From a public post on Facebook by Rt Hon James Cleverly MP
“I have received a lot of correspondence about the Black Lives Matter protests and racism in the UK. I have taken some time to reply to these because I wanted to think carefully about the situation and my response. This is not the time for knee-jerk responses or hot takes.
I have been at the receiving end of racist abuse, and racist attitudes, thankfully it has been rare and has not held me back. Others have had much worse than me and I completely understand the anger, grief, and frustration that they feel.
The killing of George Floyd was a terrible and unacceptable act and I am pleased that the police officers involved have been arrested. It is also clear that there are still divisions in society that need to be addressed. While I recognise this is true here in the UK, the situation in the USA is of a very different scale and nature.
I support the right to lawful protest and recognise that the vast majority of people wish to make their voices heard rather than cause trouble.
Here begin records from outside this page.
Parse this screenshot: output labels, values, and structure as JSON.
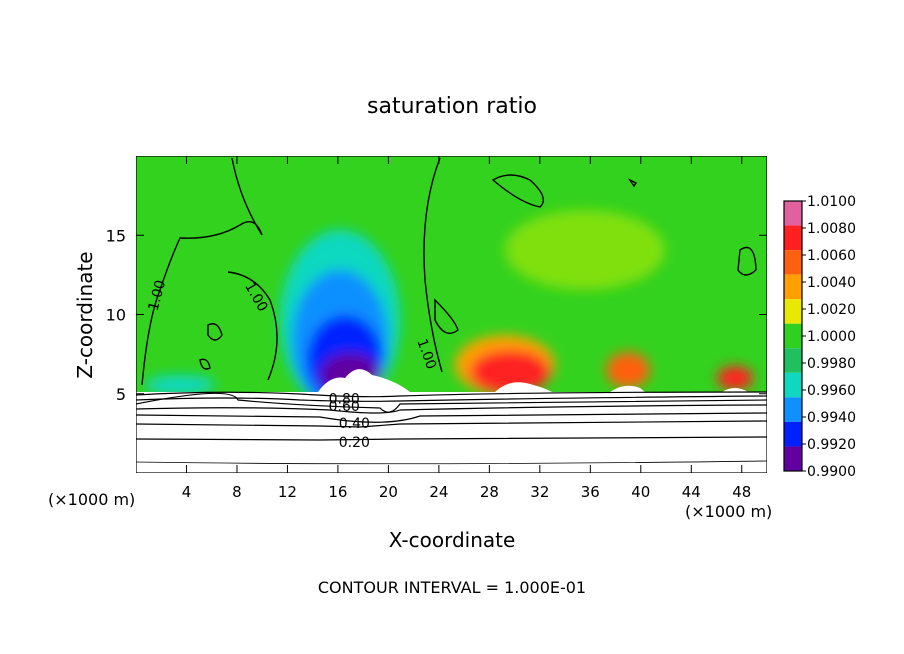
{
  "chart_data": {
    "type": "heatmap",
    "title": "saturation ratio",
    "xlabel": "X-coordinate",
    "ylabel": "Z-coordinate",
    "x_unit_left": "(×1000 m)",
    "x_unit_right": "(×1000 m)",
    "footer": "CONTOUR INTERVAL = 1.000E-01",
    "xlim": [
      0,
      50
    ],
    "ylim": [
      0,
      20
    ],
    "x_ticks": [
      4,
      8,
      12,
      16,
      20,
      24,
      28,
      32,
      36,
      40,
      44,
      48
    ],
    "y_ticks": [
      5,
      10,
      15
    ],
    "colorbar": {
      "levels": [
        "1.0100",
        "1.0080",
        "1.0060",
        "1.0040",
        "1.0020",
        "1.0000",
        "0.9980",
        "0.9960",
        "0.9940",
        "0.9920",
        "0.9900"
      ],
      "colors": [
        "#e060a0",
        "#ff2020",
        "#ff6010",
        "#ffa000",
        "#e8e800",
        "#30d020",
        "#20c060",
        "#10d8c0",
        "#1090ff",
        "#0020ff",
        "#6000a0"
      ]
    },
    "contour_labels": [
      {
        "text": "1.00",
        "x": 1.7,
        "y": 11.2,
        "angle": -75
      },
      {
        "text": "1.00",
        "x": 9.5,
        "y": 11.1,
        "angle": 60
      },
      {
        "text": "1.00",
        "x": 23.0,
        "y": 7.5,
        "angle": 70
      },
      {
        "text": "0.80",
        "x": 16.5,
        "y": 4.65,
        "angle": 0
      },
      {
        "text": "0.60",
        "x": 16.5,
        "y": 4.15,
        "angle": 0
      },
      {
        "text": "0.40",
        "x": 17.3,
        "y": 3.1,
        "angle": 0
      },
      {
        "text": "0.20",
        "x": 17.3,
        "y": 1.9,
        "angle": 0
      }
    ]
  }
}
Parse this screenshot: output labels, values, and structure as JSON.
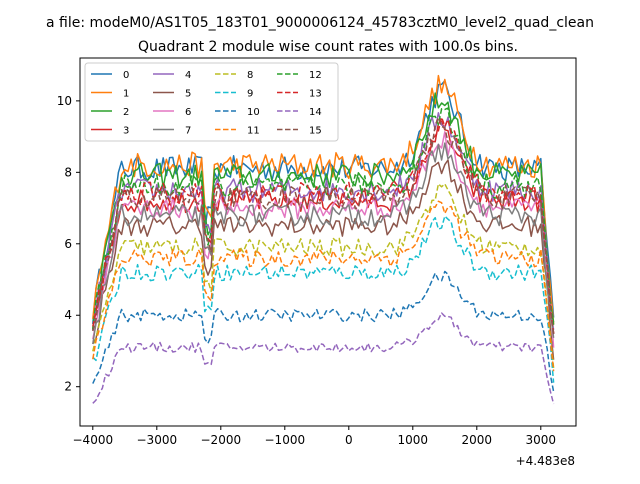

As with all protests there will be a small number of people who allow their tempers to boil over, and an even smaller number who seek to manipulate the event and cause trouble.
The people who initiate violence, cause vandalism, and desecrate war memorials are undermining the efforts of those protesting. Indeed, their actions provide ammunition for racists to justify their prejudice, I struggle to imagine something more counterproductive.
I am proud that our police officers have acted with dignity and restraint, despite intense provocation by a minority of protesters.
In terms of my own actions; I have worked to help and support Black Britons throughout my time in politics.
My first political role was as Boris Johnson’s Youth Ambassador when he was Mayor of London. We worked to break the cycle of violence that disproportionately impacted black boys, improve their educational attainment, find mentors, and help find sustained employment.
I liaised with the Metropolitan Police and the London Ambulance Service to ensure the police are better able to deal with people who have an acute mental health episode and reduce the risk of death after police contact, both which disproportionately affect black communities.
Since becoming an MP I am proud that my government initiated the Race Disparity Audit to find and address hidden and subconscious discrimination in the UK.
I have supported and mentored aspiring BAME politicians and through the work that I and my predecessor Conservative Party Chairs have done we have record number of Black Conservative MPs.
I am also proud that we now teach and celebrate the contribution of Black Britons through Black History Month and more widely in the school syllabus. Children are taught a more critical assessment of the British Empire, and historical figures. This is a huge positive step when compared with my time at school.
I have no doubt that contemporary Britain is the best place in the world to be black but the recent BLM protests show there is still more work to do.
I will continue to work to achieve a fair and truly colour-blind society here in the UK.”